We thus appear to be entering a very disconcerting phase in the development of the Muslim world. If dissidents are successful in effecting regime change in key nations, the West should be very concerned about whoever fills the vacuums of power thus created. Indeed, it could be Iran 1979 all over again — and the Muslim Brotherhood is on the march.
Hosni Mubarak in Egypt and Ali Abdallah Salih in Yemen are hardly ideal American friends, but they have at least done their part to keep their countries’ aggressive Islamist factions at bay in an area where options are very much limited in this regard.

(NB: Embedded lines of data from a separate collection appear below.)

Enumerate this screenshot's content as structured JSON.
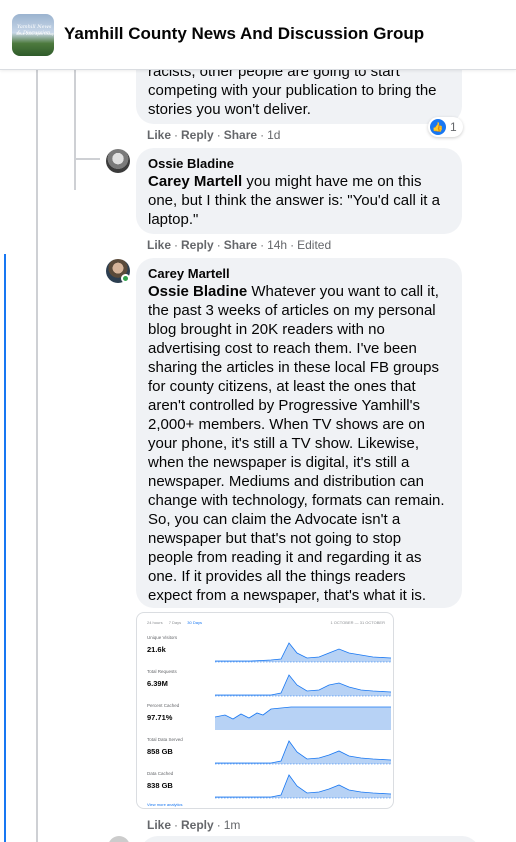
{
  "header": {
    "group_name": "Yamhill County News And Discussion Group",
    "avatar_line1": "Yamhill News & Discussion",
    "avatar_line2": "Since 2009 Open Group"
  },
  "comments": [
    {
      "body": "racists, other people are going to start\ncompeting with your publication to bring the\nstories you won't deliver.",
      "actions": {
        "like": "Like",
        "reply": "Reply",
        "share": "Share",
        "time": "1d"
      },
      "reaction_count": "1"
    },
    {
      "author": "Ossie Bladine",
      "mention": "Carey Martell",
      "body": " you might have me on this\none, but I think the answer is: \"You'd call it a\nlaptop.\"",
      "actions": {
        "like": "Like",
        "reply": "Reply",
        "share": "Share",
        "time": "14h",
        "edited": "Edited"
      }
    },
    {
      "author": "Carey Martell",
      "mention": "Ossie Bladine",
      "body": " Whatever you want to call it,\nthe past 3 weeks of articles on my personal\nblog brought in 20K readers with no\nadvertising cost to reach them. I've been\nsharing the articles in these local FB groups\nfor county citizens, at least the ones that\naren't controlled by Progressive Yamhill's\n2,000+ members. When TV shows are on\nyour phone, it's still a TV show. Likewise,\nwhen the newspaper is digital, it's still a\nnewspaper. Mediums and distribution can\nchange with technology, formats can remain.\nSo, you can claim the Advocate isn't a\nnewspaper but that's not going to stop\npeople from reading it and regarding it as\none. If it provides all the things readers\nexpect from a newspaper, that's what it is.",
      "actions": {
        "like": "Like",
        "reply": "Reply",
        "time": "1m"
      }
    }
  ],
  "analytics": {
    "tabs": [
      "24 hours",
      "7 Days",
      "30 Days"
    ],
    "range": "1 OCTOBER — 31 OCTOBER",
    "footer": "View more analytics",
    "metrics": [
      {
        "label": "Unique Visitors",
        "value": "21.6k"
      },
      {
        "label": "Total Requests",
        "value": "6.39M"
      },
      {
        "label": "Percent Cached",
        "value": "97.71%"
      },
      {
        "label": "Total Data Served",
        "value": "858 GB"
      },
      {
        "label": "Data Cached",
        "value": "838 GB"
      }
    ],
    "accent": "#1877f2"
  }
}
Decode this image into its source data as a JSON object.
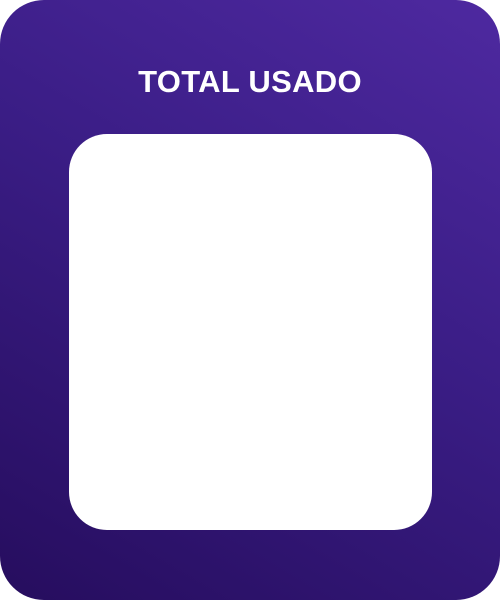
{
  "card": {
    "title": "TOTAL USADO"
  },
  "colors": {
    "gradient_top": "#4e29a0",
    "gradient_bottom": "#260d5e",
    "title_text": "#ffffff",
    "panel_background": "#ffffff"
  }
}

Islamist forces in Yemen and Egypt are waiting in the wings as we speak, eager to capitalize on escalating protests which have so far not been principally motivated by Islamic radicalism. A coalition of left-leaning organizations and youth groups, long-opposed to the Mubarak regime, joined together to orchestrate protests in Egypt. These included Kifaya (Enough), the youth-based 6th of April Movement, Karama, The Popular Democratic Movement for Change (HASHD), the National Association for Change, the Justice and Freedom Youth movement, and the Revolutionary Socialists. Free lance journalist Yasmine El Rashidi was in Cairo for the protests and blogged extensively on events for the New York Review of Books. She reports that the movement is largely youth-based and non-sectarian:
To lobby support, the activists used Twitter and Facebook, targeting above all the 60 percent of Egypt’s 80 million people who are under the age of 25. …In Shubra, we joined a marching procession of about one hundred people, mainly Muslims, who were moving slowly through narrow, muddy streets, led by activists chanting into a speaker: “Christian or Muslim it’s not important, similar poverty similar concerns! Hosni Mubarak, Hosni Mubarak, the plane is waiting, the plane is waiting. Saudi Arabia is not far!
Protests in Yemen seem to have been well-organized as well. The “Joint Meeting Parties” is an umbrella group representing a number of groups who oppose Salih’s rule. As the situation in Tunisia was heating up, the Joint Meeting Parties decided that their time had come. Thus far the protests, by all reports, have been peaceful and the response of the government restrained. Yet, the Joint Meeting Parties say that they will continue to ramp up the pressure on Salih’s regime, although the organization promises to utilize only non-violent means of protest.